Quick fix: Researchers at the University of California recently discovered that hybrid fiber-reinforced concrete (HyFRC) tubes performed better than HyFRC cast-in-place columns during bridge seismic-testing scenarios. In the future, these HyFRC tubes could replace current precast column techniques for bridges.
Making concrete bridges stronger
During America’s amazing growth from 1945 through 1970, many reinforced concrete bridges were installed. Impressively, several of those bridges remain operational today. But there are growing safety concerns as concrete cracks expose reinforcement bars to the elements.
The Associated Press performed an analysis of 607,380 bridges back in 2013 and found the National Bridge Inventory classified more than 65,000 as structurally deficient and more than 20,000 as “fracture critical.”
Now, most engineers know that despite the menacing-sounding classifications, these bridges are not on the brink of collapse.
Still, that doesn’t mean we shouldn’t be researching ways to make concrete bridges stronger and last even longer.
In a recent study, researchers measured the seismic response of bridge columns using precast concrete with HyFRC tubes compared to a column made completely of HyFRC.

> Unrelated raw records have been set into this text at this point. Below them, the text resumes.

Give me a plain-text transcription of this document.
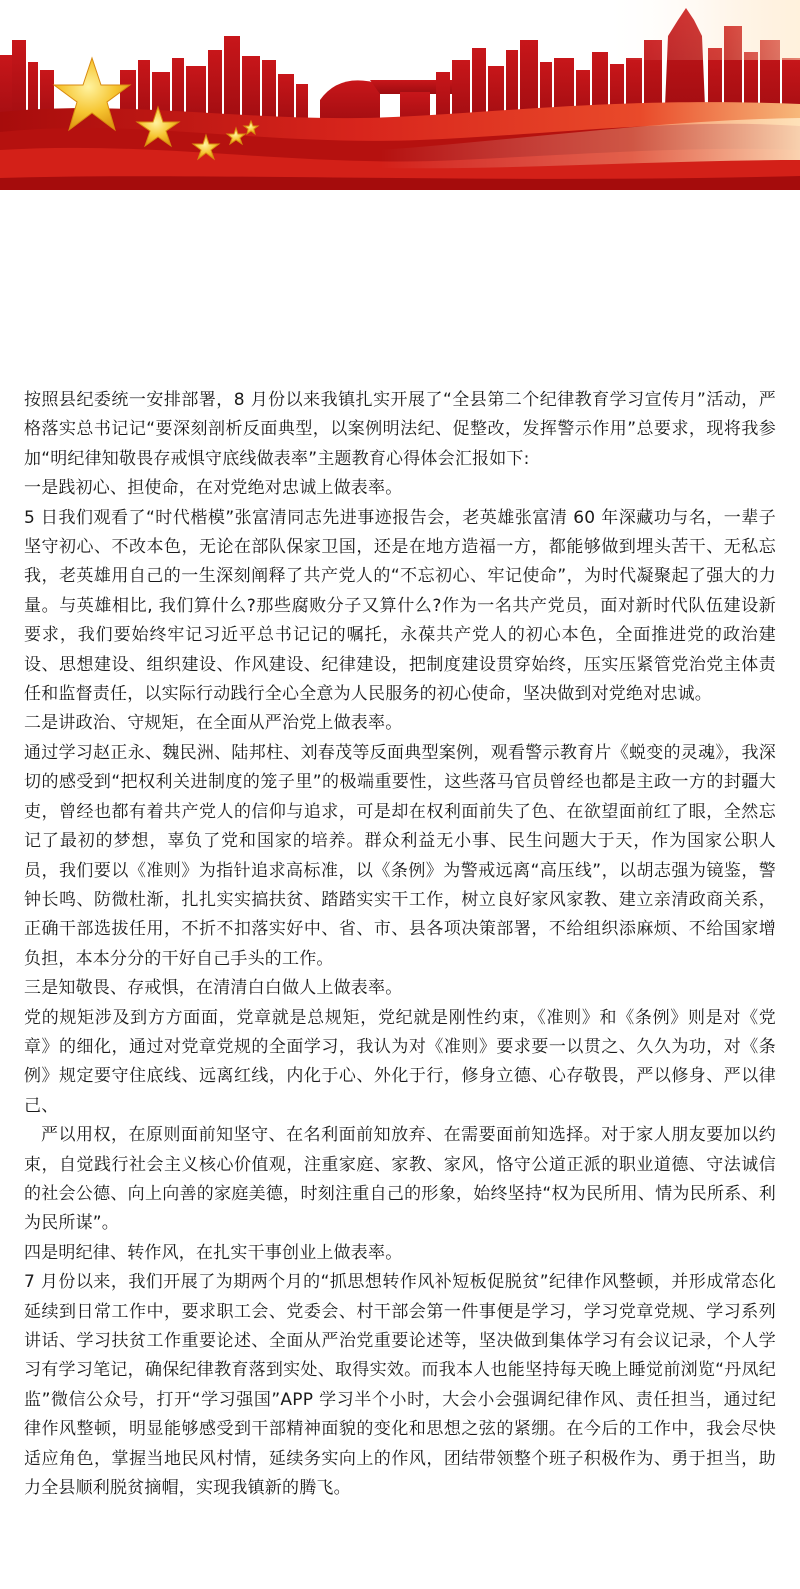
按照县纪委统一安排部署，8 月份以来我镇扎实开展了“全县第二个纪律教育学习宣传月”活动，严格落实总书记记“要深刻剖析反面典型，以案例明法纪、促整改，发挥警示作用”总要求，现将我参加“明纪律知敬畏存戒惧守底线做表率”主题教育心得体会汇报如下:

一是践初心、担使命，在对党绝对忠诚上做表率。

5 日我们观看了“时代楷模”张富清同志先进事迹报告会，老英雄张富清 60 年深藏功与名，一辈子坚守初心、不改本色，无论在部队保家卫国，还是在地方造福一方，都能够做到埋头苦干、无私忘我，老英雄用自己的一生深刻阐释了共产党人的“不忘初心、牢记使命”，为时代凝聚起了强大的力量。与英雄相比, 我们算什么?那些腐败分子又算什么?作为一名共产党员，面对新时代队伍建设新要求，我们要始终牢记习近平总书记记的嘱托，永葆共产党人的初心本色，全面推进党的政治建设、思想建设、组织建设、作风建设、纪律建设，把制度建设贯穿始终，压实压紧管党治党主体责任和监督责任，以实际行动践行全心全意为人民服务的初心使命，坚决做到对党绝对忠诚。

二是讲政治、守规矩，在全面从严治党上做表率。

通过学习赵正永、魏民洲、陆邦柱、刘春茂等反面典型案例，观看警示教育片《蜕变的灵魂》，我深切的感受到“把权利关进制度的笼子里”的极端重要性，这些落马官员曾经也都是主政一方的封疆大吏，曾经也都有着共产党人的信仰与追求，可是却在权利面前失了色、在欲望面前红了眼，全然忘记了最初的梦想，辜负了党和国家的培养。群众利益无小事、民生问题大于天，作为国家公职人员，我们要以《准则》为指针追求高标准，以《条例》为警戒远离“高压线”，以胡志强为镜鉴，警钟长鸣、防微杜渐，扎扎实实搞扶贫、踏踏实实干工作，树立良好家风家教、建立亲清政商关系，正确干部选拔任用，不折不扣落实好中、省、市、县各项决策部署，不给组织添麻烦、不给国家增负担，本本分分的干好自己手头的工作。

三是知敬畏、存戒惧，在清清白白做人上做表率。

党的规矩涉及到方方面面，党章就是总规矩，党纪就是刚性约束，《准则》和《条例》则是对《党章》的细化，通过对党章党规的全面学习，我认为对《准则》要求要一以贯之、久久为功，对《条例》规定要守住底线、远离红线，内化于心、外化于行，修身立德、心存敬畏，严以修身、严以律己、

严以用权，在原则面前知坚守、在名利面前知放弃、在需要面前知选择。对于家人朋友要加以约束，自觉践行社会主义核心价值观，注重家庭、家教、家风，恪守公道正派的职业道德、守法诚信的社会公德、向上向善的家庭美德，时刻注重自己的形象，始终坚持“权为民所用、情为民所系、利为民所谋”。

四是明纪律、转作风，在扎实干事创业上做表率。

7 月份以来，我们开展了为期两个月的“抓思想转作风补短板促脱贫”纪律作风整顿，并形成常态化延续到日常工作中，要求职工会、党委会、村干部会第一件事便是学习，学习党章党规、学习系列讲话、学习扶贫工作重要论述、全面从严治党重要论述等，坚决做到集体学习有会议记录，个人学习有学习笔记，确保纪律教育落到实处、取得实效。而我本人也能坚持每天晚上睡觉前浏览“丹凤纪监”微信公众号，打开“学习强国”APP 学习半个小时，大会小会强调纪律作风、责任担当，通过纪律作风整顿，明显能够感受到干部精神面貌的变化和思想之弦的紧绷。在今后的工作中，我会尽快适应角色，掌握当地民风村情，延续务实向上的作风，团结带领整个班子积极作为、勇于担当，助力全县顺利脱贫摘帽，实现我镇新的腾飞。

Their main concerns were areas with high-intensity seismic events or earthquakes – like bridges located at the New Madrid fault line, right where we happen to operate.
The researchers constructed the test column tube in the engineering laboratory at Berkeley, using the lab’s mixer. The batch contained HyFRC and was poured in at the top of a mold to form a precast tube. Vibration equipment helped the batch flow to the bottom of the mold. After curing for 14 days, the mold was removed. Researchers verified the precast concrete tube had no defects before moving on to the next step. They used a crane to lift and place the tube onto a concrete foundation. The hollow precast tube was then filled with plain concrete.
The tests took place with static, unidirectional and cyclic loading. The HyFRC tube improved the sturdiness of the column and reduced rebar buckling.
Strain tests were promising. If this process is further pursued, the researchers believe bridge construction speed will improve, in addition to bridge strength and life expectancy in seismic zones.